Le bateau du Scout était une sorte de chaloupe ou plutôt de barge longue de trente-cinq pieds. Un tôt[1] en occupait l’arrière, sous lequel deux ou trois personnes pouvaient s’abriter soit pendant la nuit, soit le jour, lors des bourrasques de neige et des rafales de pluie. Cette embarcation à fond plat, et par conséquent tirant le moins d’eau possible, était large de six pieds, ce qui lui permettait de porter une assez grande voile.

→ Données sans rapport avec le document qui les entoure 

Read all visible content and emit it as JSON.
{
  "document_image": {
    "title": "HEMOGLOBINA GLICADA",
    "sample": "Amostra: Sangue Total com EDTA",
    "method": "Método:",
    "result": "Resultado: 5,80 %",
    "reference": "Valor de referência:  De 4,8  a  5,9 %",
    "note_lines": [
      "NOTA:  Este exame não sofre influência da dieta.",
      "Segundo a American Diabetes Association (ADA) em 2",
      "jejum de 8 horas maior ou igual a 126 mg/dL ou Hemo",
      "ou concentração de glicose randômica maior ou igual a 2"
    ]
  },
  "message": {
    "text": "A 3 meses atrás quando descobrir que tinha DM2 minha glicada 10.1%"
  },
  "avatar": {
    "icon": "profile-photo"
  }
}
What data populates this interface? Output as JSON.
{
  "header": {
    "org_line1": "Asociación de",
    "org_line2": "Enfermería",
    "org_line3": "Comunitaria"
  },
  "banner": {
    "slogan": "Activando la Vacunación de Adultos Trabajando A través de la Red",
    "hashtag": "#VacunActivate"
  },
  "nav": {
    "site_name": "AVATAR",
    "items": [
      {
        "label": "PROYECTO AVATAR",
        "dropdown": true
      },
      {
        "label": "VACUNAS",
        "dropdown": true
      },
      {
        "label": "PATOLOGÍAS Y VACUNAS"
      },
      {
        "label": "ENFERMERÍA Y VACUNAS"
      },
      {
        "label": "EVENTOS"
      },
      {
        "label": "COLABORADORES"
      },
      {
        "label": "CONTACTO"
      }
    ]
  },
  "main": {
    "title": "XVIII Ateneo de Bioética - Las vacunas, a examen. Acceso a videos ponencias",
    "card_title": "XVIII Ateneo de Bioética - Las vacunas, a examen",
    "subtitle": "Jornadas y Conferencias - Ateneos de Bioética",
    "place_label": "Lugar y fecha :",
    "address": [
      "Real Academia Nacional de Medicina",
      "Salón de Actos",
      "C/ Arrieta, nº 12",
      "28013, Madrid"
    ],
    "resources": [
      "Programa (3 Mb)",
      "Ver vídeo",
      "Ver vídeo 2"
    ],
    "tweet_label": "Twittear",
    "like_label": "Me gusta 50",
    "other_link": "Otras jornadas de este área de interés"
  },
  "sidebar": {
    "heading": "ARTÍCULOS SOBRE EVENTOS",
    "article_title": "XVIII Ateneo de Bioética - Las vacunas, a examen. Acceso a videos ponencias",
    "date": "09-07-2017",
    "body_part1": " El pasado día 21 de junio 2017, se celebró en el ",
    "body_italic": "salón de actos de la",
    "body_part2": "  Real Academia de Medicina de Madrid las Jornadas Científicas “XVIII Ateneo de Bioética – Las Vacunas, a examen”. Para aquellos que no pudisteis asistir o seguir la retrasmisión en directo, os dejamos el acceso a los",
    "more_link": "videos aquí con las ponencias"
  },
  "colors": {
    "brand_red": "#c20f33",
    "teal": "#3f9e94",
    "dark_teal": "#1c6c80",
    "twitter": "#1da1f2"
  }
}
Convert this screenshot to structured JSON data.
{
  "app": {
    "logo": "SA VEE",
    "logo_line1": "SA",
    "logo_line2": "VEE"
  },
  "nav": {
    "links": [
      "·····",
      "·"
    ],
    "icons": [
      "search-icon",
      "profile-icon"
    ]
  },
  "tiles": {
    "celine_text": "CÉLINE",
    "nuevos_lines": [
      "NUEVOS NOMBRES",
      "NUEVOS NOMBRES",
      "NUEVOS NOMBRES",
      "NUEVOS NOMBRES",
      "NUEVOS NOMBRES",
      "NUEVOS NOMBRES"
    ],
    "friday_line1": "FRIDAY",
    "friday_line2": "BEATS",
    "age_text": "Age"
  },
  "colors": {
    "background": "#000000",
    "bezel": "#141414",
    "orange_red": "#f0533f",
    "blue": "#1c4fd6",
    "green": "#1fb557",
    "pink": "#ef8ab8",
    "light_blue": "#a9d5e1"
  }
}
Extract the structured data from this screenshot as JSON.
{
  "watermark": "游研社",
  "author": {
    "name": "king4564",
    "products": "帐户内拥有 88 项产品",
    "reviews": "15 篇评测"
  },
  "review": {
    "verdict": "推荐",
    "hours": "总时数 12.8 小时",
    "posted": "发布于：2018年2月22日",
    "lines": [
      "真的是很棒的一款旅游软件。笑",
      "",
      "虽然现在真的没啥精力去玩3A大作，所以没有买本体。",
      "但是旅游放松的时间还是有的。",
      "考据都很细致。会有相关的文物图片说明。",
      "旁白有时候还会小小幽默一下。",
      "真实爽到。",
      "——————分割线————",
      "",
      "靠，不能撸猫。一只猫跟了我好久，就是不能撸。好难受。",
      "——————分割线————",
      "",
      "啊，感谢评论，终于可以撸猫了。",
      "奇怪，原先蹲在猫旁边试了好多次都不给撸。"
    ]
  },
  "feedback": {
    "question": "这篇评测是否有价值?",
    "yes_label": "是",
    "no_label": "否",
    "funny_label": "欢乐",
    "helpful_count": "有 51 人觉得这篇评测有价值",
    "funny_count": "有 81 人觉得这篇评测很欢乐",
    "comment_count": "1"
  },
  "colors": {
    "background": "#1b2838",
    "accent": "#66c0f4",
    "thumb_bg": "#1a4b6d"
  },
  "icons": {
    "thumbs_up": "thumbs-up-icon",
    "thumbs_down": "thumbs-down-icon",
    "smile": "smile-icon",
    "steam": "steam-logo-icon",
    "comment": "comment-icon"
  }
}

Taillée comme la misaine des chaloupes de pêche, elle s’amurait à la pointe de l’avant, et se hissait à l’extrémité d’un mâterau long d’une quinzaine de pieds. En cas de mauvais temps, ce mâterau se dégageait aisément de son emplanture, on le couchait sur les bancs, et le bateau marchait à l’aviron.

Étant données la disposition de la voile et la forme de la coque, cette embarcation n’eût pu tenir le plus près en cas de vent contraire. Mais avec du largue, elle gagnait encore. Or, grâce aux sinuosités des passes entre les champs de glace, il arrivait trop souvent que le pilote trouvait vent debout. Alors, après avoir serré la voile et couché le mât, il faisait garnir les avirons, et maniés par les bras robustes des quatre Canadiens, ils permettaient d’atteindre une allure plus favorable.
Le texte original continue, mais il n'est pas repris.